Tagebuch 2020, Woche 22: Meinungsbildung – Freundin

Ernährungssouveränität als mögliche Antwort auf die Krise, egal ob verursacht durch Covid-19 oder den durch die Regierungen beschlossenen Massnahmen: Maisfeld oberhalb von Baños, Provinz Tungurahua, September 2020. – BILD: mutantia.ch

* * *

5. Oktober – Meinungsbildung

 

Ich muss gestehen, dass ich den Überblick etwas verloren habe. Ich lese und sehe zwar Nachrichten, aber ich bin zuweilen überfordert, all dies vernünftig interpretieren zu können. Warum, frage ich mich, werden die Infektionszahlen nach wie vor täglich gemeldet? Wozu dienen diese Zahlen: zur Meinungsbildung oder um den Menschen weiter Angst einzujagen? Würde es nicht reichen, einmal in der Woche darüber zu berichten; die neuesten Erkenntnisse zusammenfassend – und dann dafür mit mehr Tiefe? Wir scheinen geradezu süchtig nach den aktuellsten Zahlen, als ob’s eine Hitparade wäre und es nichts anderes mehr gäbe auf der Welt. Wäre schön, wenn wir aus der ganzen Geschichte schlauer rauskommen als wir in sie reingeschlittert sind.

* * *

 

7. Oktober – Freundin

 

Endlich haben wir uns wieder einmal live gesehen, Mayra und ich. Das letzte Mal war’s im Februar, in einer Teamsitzung. Sie und ich kennen uns seit Ende 2017, nachdem sie mich wegen einer Reportage zu den „Umerziehungszentren von Schwulen“ um meine Meinung gebeten hatte. Die Geschichte ist aus Zeitgründen nie erschienen, doch unsere Beziehung ist geblieben – zum Glück!

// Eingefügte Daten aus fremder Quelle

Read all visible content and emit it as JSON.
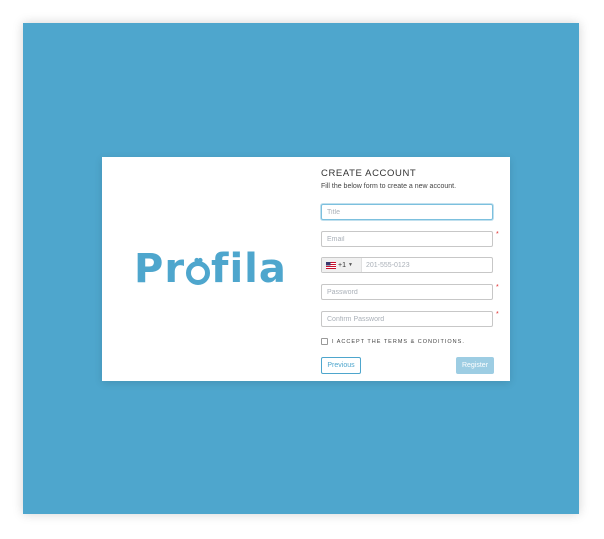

Gerade während des Landesstreiks vor einem Jahr, vor allem aber während der ersten Wochen der Pandemie, war sie äusserst wichtig für die jeweiligen Texte, die wir zusammen recherchierten, schrieben und produzierten. Um Themen, Quellen und Fokus zu definieren, sassen wir stundenlang in Online-Meetings. Horror! Mayra ist nicht nur sehr gut vernetzt und kennt sich durch ihre jahrelange Arbeit bei der Menschenrechtsorganisation Inredh ausgezeichnet in Menschenrechtsfragen aus, sie ist auch ein kritischer Geist und trotz allem immer irgendwie gut aufgelegt. Das macht die Zusammenarbeit äusserst angenehm.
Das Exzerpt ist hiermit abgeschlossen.